Het Boek

2 Kronieken 33:15-20-21 Het Boek (HTB)

15. Hij verwijderde alle heidense afgodsbeelden en het stenen beeld dat in de tempel stond. De altaren die hij op het tempelterrein en overal in Jeruzalem had laten neerzetten, liet hij afbreken en buiten de stad brengen.

16. Daarna nam hij het altaar van de Here weer in gebruik en bracht er offers op, vredeoffers en dankoffers, en verlangde van de inwoners van Juda dat zij de Here, de God van Israël, ook weer gingen vereren.

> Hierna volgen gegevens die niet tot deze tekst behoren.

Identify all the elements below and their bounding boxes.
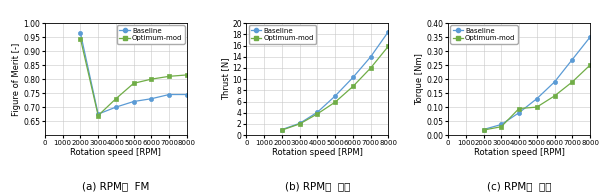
Optimum-mod: [130, 82, 137, 85]
Baseline: [112, 106, 119, 108]
Optimum-mod: [279, 129, 286, 131]
Baseline: [480, 128, 487, 131]
Baseline: [130, 100, 137, 103]
Text: (b) RPM별  추력: (b) RPM별 추력: [285, 181, 350, 191]
Baseline: [349, 76, 356, 79]
Optimum-mod: [568, 81, 576, 83]
Optimum-mod: [183, 74, 190, 76]
Baseline: [279, 128, 286, 131]
X-axis label: Rotation speed [RPM]: Rotation speed [RPM]: [272, 148, 363, 157]
Baseline: [498, 123, 505, 126]
Optimum-mod: [314, 113, 321, 115]
Optimum-mod: [516, 107, 523, 110]
Optimum-mod: [77, 37, 84, 40]
Baseline: [586, 36, 594, 38]
X-axis label: Rotation speed [RPM]: Rotation speed [RPM]: [474, 148, 564, 157]
Line: Baseline: Baseline: [482, 35, 592, 132]
Optimum-mod: [586, 64, 594, 66]
Optimum-mod: [551, 95, 558, 97]
Baseline: [551, 81, 558, 83]
Optimum-mod: [112, 97, 119, 100]
Optimum-mod: [367, 67, 374, 69]
Baseline: [516, 112, 523, 114]
Baseline: [77, 32, 84, 34]
Line: Baseline: Baseline: [78, 31, 189, 116]
Legend: Baseline, Optimum-mod: Baseline, Optimum-mod: [117, 25, 185, 44]
Baseline: [533, 98, 540, 100]
Legend: Baseline, Optimum-mod: Baseline, Optimum-mod: [450, 25, 518, 44]
Optimum-mod: [349, 85, 356, 88]
Text: (a) RPM별  FM: (a) RPM별 FM: [82, 181, 150, 191]
Optimum-mod: [480, 129, 487, 131]
Line: Baseline: Baseline: [280, 30, 391, 132]
Optimum-mod: [296, 123, 303, 125]
Optimum-mod: [148, 78, 155, 80]
Baseline: [165, 93, 173, 96]
Optimum-mod: [533, 106, 540, 108]
Y-axis label: Figure of Merit [-]: Figure of Merit [-]: [12, 42, 21, 116]
Baseline: [332, 95, 339, 97]
Baseline: [385, 30, 392, 33]
Baseline: [314, 111, 321, 113]
Line: Optimum-mod: Optimum-mod: [482, 63, 592, 132]
Baseline: [148, 97, 155, 100]
Optimum-mod: [165, 75, 173, 77]
Optimum-mod: [95, 114, 102, 117]
Optimum-mod: [332, 101, 339, 103]
Text: (c) RPM별  토크: (c) RPM별 토크: [487, 181, 551, 191]
Line: Optimum-mod: Optimum-mod: [78, 36, 189, 118]
Y-axis label: Thrust [N]: Thrust [N]: [221, 58, 230, 100]
Baseline: [296, 122, 303, 124]
Baseline: [183, 93, 190, 96]
Baseline: [367, 56, 374, 58]
Line: Optimum-mod: Optimum-mod: [280, 44, 391, 132]
Y-axis label: Torque [Nm]: Torque [Nm]: [415, 53, 424, 105]
Baseline: [95, 113, 102, 115]
X-axis label: Rotation speed [RPM]: Rotation speed [RPM]: [71, 148, 161, 157]
Optimum-mod: [498, 126, 505, 128]
Legend: Baseline, Optimum-mod: Baseline, Optimum-mod: [249, 25, 316, 44]
Optimum-mod: [385, 45, 392, 47]
Baseline: [568, 58, 576, 61]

17. De mensen bleven echter gewoon op de altaren in de heuvels offeren, al waren die offers nu wel bestemd voor de Here, hun God.

18. De rest van Manasses daden, zijn gebed tot God en Gods antwoord door de profeten, staan allemaal beschreven in het Boek over de Koningen van Israël.

19. Zijn gebed en de manier waarop God hem verhoorde, plus een duidelijke lijst van zijn zonden en fouten, inclusief een opsomming van de plaatsen waar hij heidense tempels, Asjéra-beelden en andere afgodsbeelden plaatste—uiteraard vóór de grote ommekeer in zijn leven—zijn opgenomen in de Kronieken van de profeten.

20-21. Na zijn dood werd Manasse in de tuin van zijn paleis begraven en zijn zoon Amon volgde hem op. Deze Amon was tweeëntwintig jaar toen hij in Jeruzalem aan de regering kwam, maar hij was maar twee jaar aan het bewind.